The Long Tail is dead. The Long Tail is a theory penned by Wired editor Chris Anderson which states that the rise in digital markets, and the slow demise of brick and mortar shops, particularly in media and entertainment, will translate into more spending and viewing of smaller niche markets.
Harvard professor Anita Elberse claims that she has evidence that the Long Tail is wrong, and that digital markets translate into more power to the blockbuster. In an article in Variety, she describes the Long Tail in this way:
“But in his book, Anderson goes much further. Online channels, he argues, actually change the shape of the demand curve. In his view, consumers value niche products geared to their particular interests more than they value products designed for mass appeal, and as Internet retailing enables consumers to find more of the former, their purchasing will change accordingly. In other words, consumption will shift from the head to the tail of the curve — and the tail will steadily grow not only longer, as more obscure products are made available, but also fatter, as consumers discover products better suited to their tastes. Ultimately, obscure products will erode the huge market share traditionally enjoyed by a relatively small number of hits.”

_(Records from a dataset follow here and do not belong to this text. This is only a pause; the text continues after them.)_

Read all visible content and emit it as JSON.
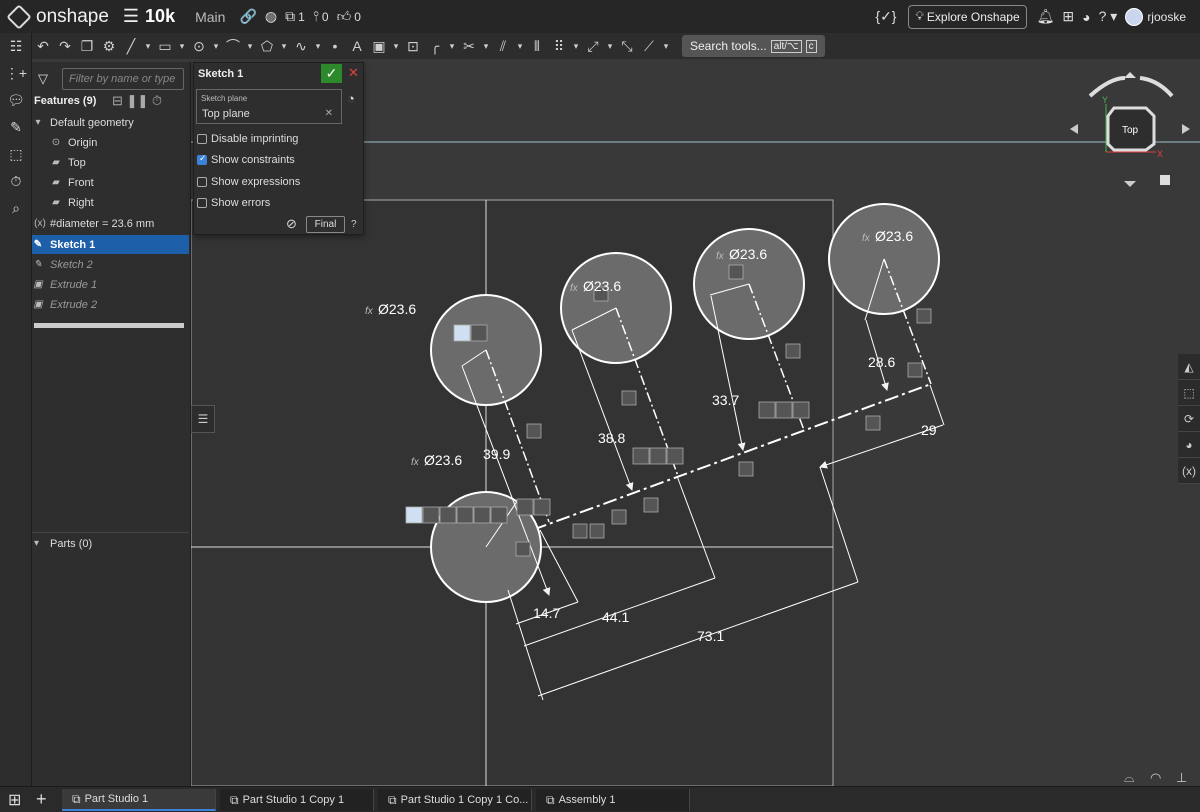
{
  "header": {
    "logo_text": "onshape",
    "doc_name": "10k",
    "branch": "Main",
    "versions_count": "1",
    "branches_count": "0",
    "likes_count": "0",
    "explore_label": "Explore Onshape",
    "username": "rjooske"
  },
  "toolbar": {
    "search_label": "Search tools...",
    "search_shortcut_1": "alt/⌥",
    "search_shortcut_2": "c"
  },
  "feature_panel": {
    "filter_placeholder": "Filter by name or type",
    "header": "Features (9)",
    "items": [
      {
        "label": "Default geometry",
        "type": "group"
      },
      {
        "label": "Origin",
        "type": "origin"
      },
      {
        "label": "Top",
        "type": "plane"
      },
      {
        "label": "Front",
        "type": "plane"
      },
      {
        "label": "Right",
        "type": "plane"
      },
      {
        "label": "#diameter = 23.6 mm",
        "type": "variable"
      },
      {
        "label": "Sketch 1",
        "type": "sketch",
        "selected": true
      },
      {
        "label": "Sketch 2",
        "type": "sketch"
      },
      {
        "label": "Extrude 1",
        "type": "extrude"
      },
      {
        "label": "Extrude 2",
        "type": "extrude"
      }
    ],
    "parts_label": "Parts (0)"
  },
  "sketch_dialog": {
    "title": "Sketch 1",
    "plane_label": "Sketch plane",
    "plane_value": "Top plane",
    "options": [
      {
        "label": "Disable imprinting",
        "checked": false
      },
      {
        "label": "Show constraints",
        "checked": true
      },
      {
        "label": "Show expressions",
        "checked": false
      },
      {
        "label": "Show errors",
        "checked": false
      }
    ],
    "final_label": "Final"
  },
  "viewcube": {
    "face_label": "Top",
    "y_label": "Y",
    "x_label": "X"
  },
  "sketch": {
    "diameter_labels": [
      "Ø23.6",
      "Ø23.6",
      "Ø23.6",
      "Ø23.6",
      "Ø23.6"
    ],
    "fx_label": "fx",
    "dimensions": [
      "39.9",
      "38.8",
      "33.7",
      "28.6",
      "29",
      "14.7",
      "44.1",
      "73.1"
    ]
  },
  "tabs": [
    {
      "label": "Part Studio 1",
      "active": true
    },
    {
      "label": "Part Studio 1 Copy 1",
      "active": false
    },
    {
      "label": "Part Studio 1 Copy 1 Co...",
      "active": false
    },
    {
      "label": "Assembly 1",
      "active": false
    }
  ],
  "colors": {
    "accent": "#1d5fa8",
    "ok_green": "#2c8a2c",
    "close_red": "#e04040",
    "sketch_fill": "#6b6b6b",
    "viewport_bg": "#393939"
  }
}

And then attacks it with data:
“Take the music industry. According to Nielsen, which collects recorded-music sales information, of the 8 million unique digital tracks sold in 2011 (the large majority through the iTunes Store), 94% — 7.5 million tracks — sold fewer than 100 units, and an astonishing 32% sold only one copy. Yes, that’s right: Of all the tracks that sold at least one copy, about a third sold exactly one copy. (One has to wonder how many of those songs were purchased by the artists themselves, just to test the technology, or perhaps by their moms out of a sense of loyalty.)”

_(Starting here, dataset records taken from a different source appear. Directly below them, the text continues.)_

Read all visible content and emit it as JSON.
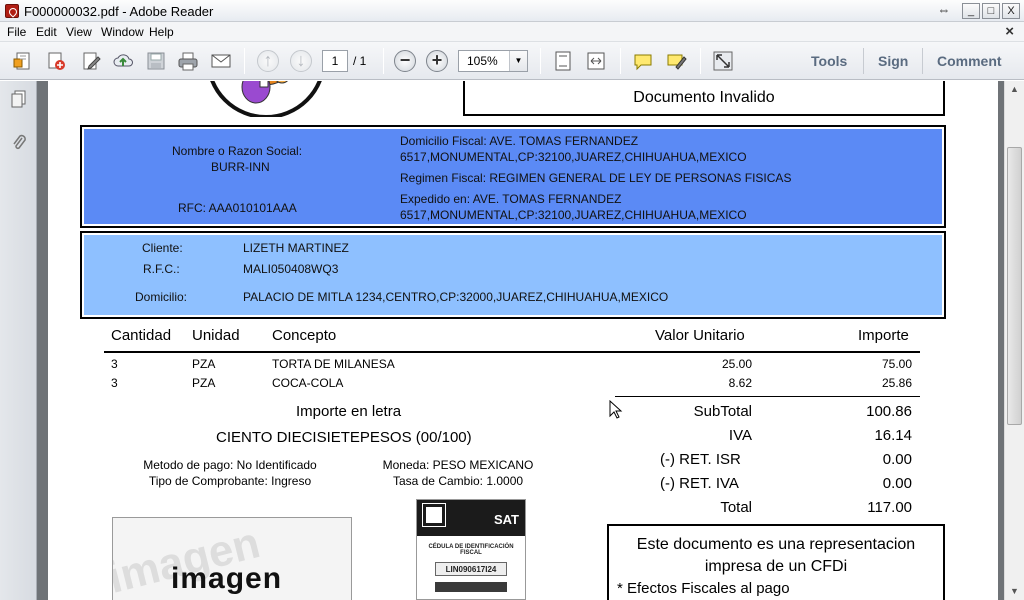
{
  "window": {
    "title": "F000000032.pdf - Adobe Reader",
    "minimize": "_",
    "maximize": "□",
    "close": "X",
    "resize": "⇔"
  },
  "menu": {
    "items": [
      "File",
      "Edit",
      "View",
      "Window",
      "Help"
    ],
    "close": "×"
  },
  "toolbar": {
    "page_current": "1",
    "page_of": "/ 1",
    "zoom": "105%",
    "zoom_dropdown": "▼",
    "zoom_out": "−",
    "zoom_in": "+",
    "right_tools": [
      "Tools",
      "Sign",
      "Comment"
    ]
  },
  "document": {
    "invalid_label": "Documento Invalido",
    "emisor": {
      "nombre_label": "Nombre o Razon Social:",
      "nombre": "BURR-INN",
      "rfc": "RFC: AAA010101AAA",
      "domicilio_l1": "Domicilio Fiscal: AVE. TOMAS FERNANDEZ",
      "domicilio_l2": "6517,MONUMENTAL,CP:32100,JUAREZ,CHIHUAHUA,MEXICO",
      "regimen": "Regimen Fiscal: REGIMEN GENERAL DE LEY DE PERSONAS FISICAS",
      "expedido_l1": "Expedido en: AVE. TOMAS FERNANDEZ",
      "expedido_l2": "6517,MONUMENTAL,CP:32100,JUAREZ,CHIHUAHUA,MEXICO"
    },
    "receptor": {
      "cliente_label": "Cliente:",
      "cliente": "LIZETH MARTINEZ",
      "rfc_label": "R.F.C.:",
      "rfc": "MALI050408WQ3",
      "domicilio_label": "Domicilio:",
      "domicilio": "PALACIO DE MITLA 1234,CENTRO,CP:32000,JUAREZ,CHIHUAHUA,MEXICO"
    },
    "table": {
      "headers": {
        "cantidad": "Cantidad",
        "unidad": "Unidad",
        "concepto": "Concepto",
        "valor": "Valor Unitario",
        "importe": "Importe"
      },
      "rows": [
        {
          "cantidad": "3",
          "unidad": "PZA",
          "concepto": "TORTA DE MILANESA",
          "valor": "25.00",
          "importe": "75.00"
        },
        {
          "cantidad": "3",
          "unidad": "PZA",
          "concepto": "COCA-COLA",
          "valor": "8.62",
          "importe": "25.86"
        }
      ]
    },
    "importe_letra_label": "Importe en letra",
    "importe_letra": "CIENTO DIECISIETEPESOS (00/100)",
    "metodo_pago": "Metodo de pago: No Identificado",
    "tipo_comprobante": "Tipo de Comprobante: Ingreso",
    "moneda": "Moneda: PESO MEXICANO",
    "tipo_cambio": "Tasa de Cambio: 1.0000",
    "totals": [
      {
        "label": "SubTotal",
        "value": "100.86"
      },
      {
        "label": "IVA",
        "value": "16.14"
      },
      {
        "label": "(-)  RET. ISR",
        "value": "0.00"
      },
      {
        "label": "(-)  RET. IVA",
        "value": "0.00"
      },
      {
        "label": "Total",
        "value": "117.00"
      }
    ],
    "representacion_l1": "Este documento es una representacion",
    "representacion_l2": "impresa de un CFDi",
    "efectos": "* Efectos Fiscales al pago",
    "image_placeholder": "imagen",
    "image_watermark": "imagen",
    "sat_card": {
      "brand": "SAT",
      "title": "CÉDULA DE IDENTIFICACIÓN FISCAL",
      "code": "LIN090617I24"
    }
  }
}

I will definitely try to purchase her book to look at her evidence in more detail, but right away, I have some problems with her interpretation of the Long Tail. Anderson never claimed that blockbusters would disappear, or that they would be less prominent. The whole point of the Long Tail is that more purchases would go to items that would not even be stocked in a brick and mortar shop, and this was a good thing. The entire premise here is that we will see an increase in more vibrant niche markets.
I also have an issue with regards to her interpretation of the data. The iTunes example cited above is a good example of the Long Tail in action, which seems to bear my initial suspicion that Elberse might be trying to attack a strawman. 7.5 million songs selling sound like quite a lot of small sales, and it would be good to contrast it with the blockbuster sales.
But the real problem that I have with the little shown in this article is that it selects skewed datasets, or simply seems to ignore what is really going on. Elberse is still using the metrics of the pre-Internet age by choosing to focus on iTunes sales. Anyone who knows anything about the music industry nowadays will tell you that all the action is on streaming, be it YouTube, Spotify, and Last.fm. Anecdotal evidence from Spotify users will tell you that they are using it to find music that would be impossible to find under other models; Spotify does show that the Long Tail works as intended. Moreover, we have now 10 years of evidence of waht people are actually listening to in the shape of Last.fm Scrobbler data, which seems skewed towards Indie music (probably because of the user base), but gives an indication that the story is very different to the very small sample used by Elberse.
Finally, her look at YouTube seems also rather biased, and didn’t seem right, YouTube is Long Tail heaven for the most part. Elberse claims:
“Meanwhile, among the 10 most popular channels in early 2013 were those run by Jay-Z, auto magazine Motor Trend, humor site the Onion, Warner Music’s The Warner Sound, and wrestling giant WWE — all entrenched, popular brands that could presumably have achieved YouTube fame even without Google’s funds. Once again, blockbuster and superstar brands are carrying the day.”
Good, a claim I can corroborate directly! Firstly, the Onion is NOT mainstream, it’s as Long Tail as you can possibly get. Secondly, I checked YouTube’s data on VidStatsX, a YouTube statistics aggregator. According to their data, the top 10 Most Viewed channels were:
Of these, only 4 are mainstream in any way, the rest being a combination of gaming and Internet-only humour. Moreover, muyap is a channel dedicated only to Turkish music, this is as Long Tail as you can probably get! Granted, views can change, so a more accurate manner of looking at popularity is to measure subscriptions:
- YouTube Spotlight
- TV Shows
Here, niche interests are doing quite well as well against mainstream. In fact, you could claim that only 4 channels are mainstream at all, and I’m including the channel that helps to highlight other channels.
Concluding, it is very early to dismiss Elberse’s arguments completely, but if the above feature some of her best examples against the Long Tail, I don’t think Chris Anderson will be too bothered.